Re: Why GBIF? (re that NBN questionnaire)

Thanks Rachel. I'm really glad to hear GBIF are including the CC-BY-NC licence!
Maria

Maria Longley
Community Manager
Greenspace Information for Greater London CIC (GiGL)

6 (edited by Darwyn Sumner 19-08-2015 08:24:04)

Re: Why GBIF? (re that NBN questionnaire)

Thanks for the replies everyone.
Charlie and me have had debates on GBIF on the NBN Forum in the past, Teresa.
One thing I think I'm trying to initiate is some consensus and perspective about the value of GBIF to the ALERC community.
ALERC people are spending some time on GBIF issues (e.g. Charles Roper over on the NBN Forum).
Even as a Recording Scheme organiser, I'm probably unusual in having an interest in European species distribution, for a small handful of others, placing UK species within a European context might be as far as they go.
But GBIF doesn't do that, contributions by other countries are slow or absent (e.g. Hungary hasn't got a contributor listed) and there is no mechanism for individuals to contribute European records (http://forums.nbn.org.uk/viewtopic.php?id=5221)

Is there anything at all that a LERC might want to use it for?

What's it for?

Darwyn Sumner

Re: Why GBIF? (re that NBN questionnaire)

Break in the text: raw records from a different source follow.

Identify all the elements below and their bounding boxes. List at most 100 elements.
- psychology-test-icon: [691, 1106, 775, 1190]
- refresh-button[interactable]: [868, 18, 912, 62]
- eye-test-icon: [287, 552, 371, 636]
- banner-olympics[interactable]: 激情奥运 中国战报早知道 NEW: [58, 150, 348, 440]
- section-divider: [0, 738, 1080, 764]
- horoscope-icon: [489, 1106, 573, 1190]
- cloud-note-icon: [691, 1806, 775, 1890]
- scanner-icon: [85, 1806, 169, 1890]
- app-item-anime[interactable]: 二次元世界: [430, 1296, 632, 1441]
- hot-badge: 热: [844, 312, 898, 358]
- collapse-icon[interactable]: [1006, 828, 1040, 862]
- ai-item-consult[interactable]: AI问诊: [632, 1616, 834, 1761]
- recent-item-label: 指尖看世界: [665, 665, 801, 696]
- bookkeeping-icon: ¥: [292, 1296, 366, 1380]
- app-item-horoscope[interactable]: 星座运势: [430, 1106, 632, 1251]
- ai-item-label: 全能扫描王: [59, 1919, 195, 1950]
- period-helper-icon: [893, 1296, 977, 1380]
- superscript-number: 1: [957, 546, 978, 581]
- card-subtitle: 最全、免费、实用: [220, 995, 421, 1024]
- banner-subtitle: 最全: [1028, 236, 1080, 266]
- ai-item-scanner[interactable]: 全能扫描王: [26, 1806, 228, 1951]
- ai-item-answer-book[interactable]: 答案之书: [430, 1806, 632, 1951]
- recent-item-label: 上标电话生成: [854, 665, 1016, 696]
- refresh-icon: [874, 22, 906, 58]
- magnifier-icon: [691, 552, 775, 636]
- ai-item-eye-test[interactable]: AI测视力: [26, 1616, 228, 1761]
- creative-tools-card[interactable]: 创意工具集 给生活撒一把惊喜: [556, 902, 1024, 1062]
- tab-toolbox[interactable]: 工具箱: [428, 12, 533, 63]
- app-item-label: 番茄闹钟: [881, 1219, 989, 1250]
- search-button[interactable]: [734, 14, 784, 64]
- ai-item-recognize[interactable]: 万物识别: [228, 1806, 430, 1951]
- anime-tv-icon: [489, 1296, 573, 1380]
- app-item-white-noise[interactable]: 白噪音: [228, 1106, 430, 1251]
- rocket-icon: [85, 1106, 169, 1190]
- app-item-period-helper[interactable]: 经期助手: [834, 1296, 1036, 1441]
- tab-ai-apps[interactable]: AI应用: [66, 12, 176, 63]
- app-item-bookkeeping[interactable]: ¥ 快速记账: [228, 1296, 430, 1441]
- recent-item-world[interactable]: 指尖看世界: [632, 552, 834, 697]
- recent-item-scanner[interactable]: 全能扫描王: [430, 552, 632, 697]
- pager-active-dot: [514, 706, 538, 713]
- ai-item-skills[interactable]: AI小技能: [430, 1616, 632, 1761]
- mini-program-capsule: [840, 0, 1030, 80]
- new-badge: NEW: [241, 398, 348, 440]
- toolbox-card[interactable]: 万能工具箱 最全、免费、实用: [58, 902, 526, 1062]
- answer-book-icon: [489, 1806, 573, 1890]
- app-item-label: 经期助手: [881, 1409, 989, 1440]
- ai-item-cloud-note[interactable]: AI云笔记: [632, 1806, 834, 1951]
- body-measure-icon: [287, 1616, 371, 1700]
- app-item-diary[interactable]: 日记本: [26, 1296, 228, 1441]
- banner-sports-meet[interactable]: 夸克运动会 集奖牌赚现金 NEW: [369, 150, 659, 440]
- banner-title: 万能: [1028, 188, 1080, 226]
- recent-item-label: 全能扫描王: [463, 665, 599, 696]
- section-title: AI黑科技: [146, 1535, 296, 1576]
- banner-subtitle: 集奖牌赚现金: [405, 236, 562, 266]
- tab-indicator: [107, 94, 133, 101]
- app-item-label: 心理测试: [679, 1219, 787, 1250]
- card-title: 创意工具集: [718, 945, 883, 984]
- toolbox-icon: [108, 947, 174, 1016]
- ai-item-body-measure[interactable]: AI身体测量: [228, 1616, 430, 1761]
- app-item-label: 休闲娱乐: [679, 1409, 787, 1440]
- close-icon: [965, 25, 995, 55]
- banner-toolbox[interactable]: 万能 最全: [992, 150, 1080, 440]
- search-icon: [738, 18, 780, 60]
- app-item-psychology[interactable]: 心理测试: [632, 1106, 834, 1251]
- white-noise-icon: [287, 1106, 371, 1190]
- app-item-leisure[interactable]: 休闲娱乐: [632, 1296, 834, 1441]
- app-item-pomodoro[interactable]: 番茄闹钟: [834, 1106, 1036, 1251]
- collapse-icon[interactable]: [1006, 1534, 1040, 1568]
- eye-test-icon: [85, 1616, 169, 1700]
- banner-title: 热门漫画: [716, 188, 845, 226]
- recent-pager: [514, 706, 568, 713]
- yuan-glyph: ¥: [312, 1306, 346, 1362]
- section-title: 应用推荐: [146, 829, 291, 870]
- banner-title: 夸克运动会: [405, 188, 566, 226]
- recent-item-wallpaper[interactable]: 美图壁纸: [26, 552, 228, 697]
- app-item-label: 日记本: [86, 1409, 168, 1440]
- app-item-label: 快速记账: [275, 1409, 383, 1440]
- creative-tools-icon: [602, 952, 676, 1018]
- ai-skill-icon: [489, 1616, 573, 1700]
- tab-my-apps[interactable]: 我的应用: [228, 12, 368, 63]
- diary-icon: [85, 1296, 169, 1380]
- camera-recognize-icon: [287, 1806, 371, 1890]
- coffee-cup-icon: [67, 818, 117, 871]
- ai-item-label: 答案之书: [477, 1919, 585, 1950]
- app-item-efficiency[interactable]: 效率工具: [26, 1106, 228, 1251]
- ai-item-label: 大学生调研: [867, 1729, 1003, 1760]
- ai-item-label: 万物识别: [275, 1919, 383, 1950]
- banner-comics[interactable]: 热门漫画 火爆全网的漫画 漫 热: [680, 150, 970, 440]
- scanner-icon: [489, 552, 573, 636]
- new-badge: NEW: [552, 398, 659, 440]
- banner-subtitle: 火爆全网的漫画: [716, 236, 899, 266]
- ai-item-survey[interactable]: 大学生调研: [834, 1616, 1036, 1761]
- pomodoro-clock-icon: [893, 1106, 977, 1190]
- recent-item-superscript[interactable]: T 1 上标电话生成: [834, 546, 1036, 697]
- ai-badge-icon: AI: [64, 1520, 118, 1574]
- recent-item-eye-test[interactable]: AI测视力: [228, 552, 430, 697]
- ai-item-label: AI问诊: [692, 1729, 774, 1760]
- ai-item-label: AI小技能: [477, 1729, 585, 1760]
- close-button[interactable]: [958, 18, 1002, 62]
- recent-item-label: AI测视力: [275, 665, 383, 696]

Speaking for CBDC, we tell our recorders that their data will be used for research, and GBIF is the easiest way for our data to reach the research audience, particularly for people doing research across countries. Large aggregations of data can be "played with" in a different way to detailed local ecology studies, for example biodiversity changes in response to global change - climate, habitat etc. where the type of analysis means errors (e.g. identification errors) don't impede the work too much. Speaking as Tullie House Museum, it means the collections information is reaching a global audience: reaching "audiences" being a key outcome for museums. Just like the NBN Gateway, as it grows it will be more useful for conservation, e.g. future red lists - as a signpost as least. We'd struggle to get these outcomes on our own, so value the NBN's role (hopefully) that means we can put our data in one format (which we are doing anyway for delivery to partners) and then you can all these extra use benefits without any extra work on our part. So in summary, we use it for dissemination. After all, most of our data is not for protected species so not pulled out in desk studies, so it will just sit here almost entirely unused otherwise. But as a museum based LERC we are in the minority and are priorities may be different to other LERCs.

I think it will continue to grow and other countries will catch up - culture change will take a while. Hopefully eventually museums will view the provenence data of objects (=biological record) as important as the object itself for research, and "amateur" recording will become bigger in other countries too.

Teresa Frost
WeBS National Organiser, BTO. NFBR Council Member.